When the Grabber, the masked killer of “Black Phone 2,” makes his long-awaited sort-of resurrection from the dead, he poses a question to Finney (Mason Thames), a boy he kidnapped in the original film.
“Have you guessed what it is that I want from you?” he asks. We never really get an answer, but at least this follow-up is curious enough to inquire. Stories of suspense don’t need to, and often shouldn’t, tell us exactly why bad things are happening or where the evil comes from. But a good horror film needs to construct a cohesive world or gesture toward a lore that keeps us invested and stirs up a sense of imagination that might be more terrifying than what we see onscreen.
In “The Black Phone” (2021), mixed horror elements — dreams as murderous premonitions; a masked child abductor; the ghosts of dead children and the rotary phone from which they commune — were left scattered, each piece lacking enough development to motivate the central tension.
Armed with a new set of tricks, “Black Phone 2,” directed again by Scott Derrickson, tries to tie those disparate strands together. In 1982, a few years after Finney, now more hard-nosed, defeated the serial killer known as the Grabber (Ethan Hawke), strange rumblings are occurring again in their Colorado town. Finney’s sister, Gwen (Madeleine McGraw), whose dreams predict the future, picks up the phone in her sleep and appears to talk to a young version of their dead mother, whose own premonitions led her to kill herself years earlier.

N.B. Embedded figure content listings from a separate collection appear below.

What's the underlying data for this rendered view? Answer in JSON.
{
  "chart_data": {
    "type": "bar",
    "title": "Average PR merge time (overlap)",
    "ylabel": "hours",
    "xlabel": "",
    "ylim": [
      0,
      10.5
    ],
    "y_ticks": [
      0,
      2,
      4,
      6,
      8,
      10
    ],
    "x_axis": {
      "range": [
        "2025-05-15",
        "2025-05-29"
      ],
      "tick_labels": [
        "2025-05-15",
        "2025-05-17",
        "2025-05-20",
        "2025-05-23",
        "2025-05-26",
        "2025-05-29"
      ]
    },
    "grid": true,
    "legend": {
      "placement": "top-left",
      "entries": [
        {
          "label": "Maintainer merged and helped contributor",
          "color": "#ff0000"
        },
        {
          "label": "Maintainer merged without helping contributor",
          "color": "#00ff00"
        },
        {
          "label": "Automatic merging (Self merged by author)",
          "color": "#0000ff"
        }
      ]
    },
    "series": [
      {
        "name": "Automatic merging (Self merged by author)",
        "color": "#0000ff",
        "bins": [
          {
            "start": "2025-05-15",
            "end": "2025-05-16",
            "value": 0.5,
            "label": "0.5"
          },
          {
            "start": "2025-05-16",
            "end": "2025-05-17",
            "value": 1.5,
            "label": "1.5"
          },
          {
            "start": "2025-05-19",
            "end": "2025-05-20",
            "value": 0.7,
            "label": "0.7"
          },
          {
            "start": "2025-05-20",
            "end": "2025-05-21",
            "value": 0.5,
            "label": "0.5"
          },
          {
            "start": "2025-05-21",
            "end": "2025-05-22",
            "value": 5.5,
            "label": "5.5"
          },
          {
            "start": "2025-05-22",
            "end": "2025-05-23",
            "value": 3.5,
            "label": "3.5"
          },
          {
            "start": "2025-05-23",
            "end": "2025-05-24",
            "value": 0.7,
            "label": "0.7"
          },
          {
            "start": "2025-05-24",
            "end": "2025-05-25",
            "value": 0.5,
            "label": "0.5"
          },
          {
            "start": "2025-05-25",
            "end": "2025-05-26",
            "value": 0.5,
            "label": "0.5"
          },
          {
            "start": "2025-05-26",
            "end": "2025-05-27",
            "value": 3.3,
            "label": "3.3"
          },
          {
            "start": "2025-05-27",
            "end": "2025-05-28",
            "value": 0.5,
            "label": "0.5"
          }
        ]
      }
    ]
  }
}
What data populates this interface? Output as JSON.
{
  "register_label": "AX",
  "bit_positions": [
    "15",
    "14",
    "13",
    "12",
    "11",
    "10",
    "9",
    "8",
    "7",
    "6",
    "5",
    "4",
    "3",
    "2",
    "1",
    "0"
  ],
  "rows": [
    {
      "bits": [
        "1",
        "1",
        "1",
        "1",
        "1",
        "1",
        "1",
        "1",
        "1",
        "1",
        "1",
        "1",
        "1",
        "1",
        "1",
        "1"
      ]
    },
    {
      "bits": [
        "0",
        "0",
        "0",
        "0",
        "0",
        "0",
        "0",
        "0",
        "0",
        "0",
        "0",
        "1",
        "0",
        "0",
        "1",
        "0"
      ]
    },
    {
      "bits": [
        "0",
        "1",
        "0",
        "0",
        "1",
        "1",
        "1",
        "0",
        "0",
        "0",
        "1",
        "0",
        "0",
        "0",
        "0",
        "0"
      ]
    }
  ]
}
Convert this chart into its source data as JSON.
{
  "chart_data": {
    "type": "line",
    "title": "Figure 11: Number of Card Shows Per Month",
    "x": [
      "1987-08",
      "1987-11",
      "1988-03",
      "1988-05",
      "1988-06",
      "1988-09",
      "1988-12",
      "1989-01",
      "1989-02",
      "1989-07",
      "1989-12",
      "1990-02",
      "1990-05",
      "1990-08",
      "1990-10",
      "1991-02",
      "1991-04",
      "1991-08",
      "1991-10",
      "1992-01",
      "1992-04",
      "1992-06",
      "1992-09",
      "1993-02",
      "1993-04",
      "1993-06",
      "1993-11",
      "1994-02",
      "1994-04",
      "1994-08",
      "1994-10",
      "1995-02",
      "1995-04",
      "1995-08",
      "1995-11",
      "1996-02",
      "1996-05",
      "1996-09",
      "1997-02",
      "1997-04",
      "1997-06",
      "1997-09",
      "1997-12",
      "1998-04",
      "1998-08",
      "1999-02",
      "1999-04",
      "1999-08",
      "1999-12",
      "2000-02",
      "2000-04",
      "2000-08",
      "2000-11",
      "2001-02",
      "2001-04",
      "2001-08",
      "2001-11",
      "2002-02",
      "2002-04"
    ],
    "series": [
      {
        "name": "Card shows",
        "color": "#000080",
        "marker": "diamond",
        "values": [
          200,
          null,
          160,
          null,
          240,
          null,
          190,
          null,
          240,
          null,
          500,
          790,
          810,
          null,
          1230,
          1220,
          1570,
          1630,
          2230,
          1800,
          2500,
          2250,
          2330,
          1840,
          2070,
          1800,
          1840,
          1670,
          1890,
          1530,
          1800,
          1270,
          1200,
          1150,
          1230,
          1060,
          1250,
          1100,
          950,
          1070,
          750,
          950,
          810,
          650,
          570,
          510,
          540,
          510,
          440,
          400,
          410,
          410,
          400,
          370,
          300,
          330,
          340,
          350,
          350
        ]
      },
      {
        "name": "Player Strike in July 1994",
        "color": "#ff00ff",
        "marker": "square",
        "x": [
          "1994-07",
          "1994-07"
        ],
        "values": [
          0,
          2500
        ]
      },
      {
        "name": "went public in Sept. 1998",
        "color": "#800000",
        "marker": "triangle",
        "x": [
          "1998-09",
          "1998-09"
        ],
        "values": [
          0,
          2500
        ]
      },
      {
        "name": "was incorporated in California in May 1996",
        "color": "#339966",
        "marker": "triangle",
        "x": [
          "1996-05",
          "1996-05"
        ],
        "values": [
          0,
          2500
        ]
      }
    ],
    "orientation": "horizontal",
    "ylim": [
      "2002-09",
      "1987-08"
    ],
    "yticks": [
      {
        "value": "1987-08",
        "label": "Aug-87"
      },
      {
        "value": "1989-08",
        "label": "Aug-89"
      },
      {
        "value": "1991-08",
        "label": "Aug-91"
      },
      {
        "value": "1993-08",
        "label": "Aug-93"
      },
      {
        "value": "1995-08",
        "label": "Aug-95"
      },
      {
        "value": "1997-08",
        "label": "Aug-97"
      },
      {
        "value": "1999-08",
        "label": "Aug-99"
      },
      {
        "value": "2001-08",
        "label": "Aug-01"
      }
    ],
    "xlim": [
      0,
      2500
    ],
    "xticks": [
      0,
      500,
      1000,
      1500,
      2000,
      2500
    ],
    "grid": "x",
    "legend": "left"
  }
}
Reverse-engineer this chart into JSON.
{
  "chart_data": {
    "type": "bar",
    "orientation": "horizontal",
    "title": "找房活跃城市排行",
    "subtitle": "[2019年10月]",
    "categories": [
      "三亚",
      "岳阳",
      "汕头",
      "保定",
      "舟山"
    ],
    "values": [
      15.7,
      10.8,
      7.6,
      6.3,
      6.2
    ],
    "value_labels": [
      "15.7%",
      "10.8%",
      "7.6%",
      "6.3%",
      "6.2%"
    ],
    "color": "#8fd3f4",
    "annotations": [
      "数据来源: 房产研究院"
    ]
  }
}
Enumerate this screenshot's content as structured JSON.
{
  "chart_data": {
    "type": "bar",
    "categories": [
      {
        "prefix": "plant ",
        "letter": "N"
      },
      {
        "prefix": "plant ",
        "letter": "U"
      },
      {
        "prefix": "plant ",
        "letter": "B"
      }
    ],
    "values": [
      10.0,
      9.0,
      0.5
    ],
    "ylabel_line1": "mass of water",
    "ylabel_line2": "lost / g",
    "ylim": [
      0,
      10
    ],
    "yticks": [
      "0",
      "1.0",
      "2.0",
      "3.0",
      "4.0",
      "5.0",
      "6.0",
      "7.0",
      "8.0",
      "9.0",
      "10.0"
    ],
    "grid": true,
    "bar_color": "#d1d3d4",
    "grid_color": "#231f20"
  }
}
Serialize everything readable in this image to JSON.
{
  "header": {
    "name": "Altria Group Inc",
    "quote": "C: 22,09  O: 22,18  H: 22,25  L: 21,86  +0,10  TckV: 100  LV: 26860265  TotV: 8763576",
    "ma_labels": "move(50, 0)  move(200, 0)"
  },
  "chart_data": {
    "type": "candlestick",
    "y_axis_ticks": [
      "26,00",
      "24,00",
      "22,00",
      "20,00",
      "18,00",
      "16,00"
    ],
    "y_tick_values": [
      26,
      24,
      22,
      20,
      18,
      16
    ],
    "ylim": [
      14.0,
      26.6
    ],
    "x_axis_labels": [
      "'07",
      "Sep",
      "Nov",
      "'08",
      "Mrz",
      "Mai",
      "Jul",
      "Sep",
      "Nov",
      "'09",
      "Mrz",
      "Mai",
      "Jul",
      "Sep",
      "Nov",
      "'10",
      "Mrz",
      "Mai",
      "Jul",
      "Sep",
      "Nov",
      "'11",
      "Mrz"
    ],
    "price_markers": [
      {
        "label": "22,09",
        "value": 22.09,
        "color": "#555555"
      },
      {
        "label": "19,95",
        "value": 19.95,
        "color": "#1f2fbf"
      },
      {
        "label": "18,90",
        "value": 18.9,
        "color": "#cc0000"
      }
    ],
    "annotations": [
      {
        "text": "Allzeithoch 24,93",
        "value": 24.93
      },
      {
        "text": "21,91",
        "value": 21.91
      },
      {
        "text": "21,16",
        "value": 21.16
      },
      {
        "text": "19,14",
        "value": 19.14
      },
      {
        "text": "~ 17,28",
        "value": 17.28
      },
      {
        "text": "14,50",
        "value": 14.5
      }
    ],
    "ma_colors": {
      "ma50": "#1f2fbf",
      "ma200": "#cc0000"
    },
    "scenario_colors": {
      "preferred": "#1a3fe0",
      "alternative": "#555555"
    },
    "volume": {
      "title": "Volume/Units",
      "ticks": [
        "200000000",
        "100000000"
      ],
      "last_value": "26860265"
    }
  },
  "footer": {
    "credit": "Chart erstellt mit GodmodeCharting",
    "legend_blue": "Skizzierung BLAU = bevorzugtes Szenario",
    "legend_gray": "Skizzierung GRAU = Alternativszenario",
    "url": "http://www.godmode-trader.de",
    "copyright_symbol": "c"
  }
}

That call leads them to the snowy campgrounds where their mother once worked as a counselor. There, a defunct pay phone starts ringing and the Grabber makes his return. The Grabber has a connection to the camp as well, but the film curiously stops short of meaningfully contouring his origin story. What’s up with the mask? Why kids? Why the black balloons when he snatches them? Like a neighborhood myth, we’re meant to just buy into the fear, no questions asked.
Perhaps that’s ultimately for the better; while the sequel realizes the need to connect the rest of its ghostly parts, it becomes overlong in spots, bogged down by stiff explication. Instead, the movie’s engine is mostly in its new scares. Derrickson has crafted a sequel that is remarkably different from the original — up in the frosty mountains, this is more of an ax-murderer ghost chase than a trip to a serial killer’s horrific basement — and with that comes a ratcheting up of grisly theatrics.
An effectively eerie atmosphere comes from the movie leaning far more into Gwen’s dreams, creating a hauntingly fuzzy netherworld of nightmares within nightmares. And when we realize that the Grabber, like a modern if less compelling Freddy Krueger, can reach out from Gwen’s dream to attack in the real world, the film deploys violence with a more creatively bombastic flourish.
It’s enough to keep the adrenaline zigzagging. We may never know what the Grabber’s deal is, but then again, when the killer is nipping at your heels, the only thing you need to care about is simple: running.
Black Phone 2
Rated R for strong violent content, gore, teen drug use and language. Running time: 1 hour 54 minutes. In theaters.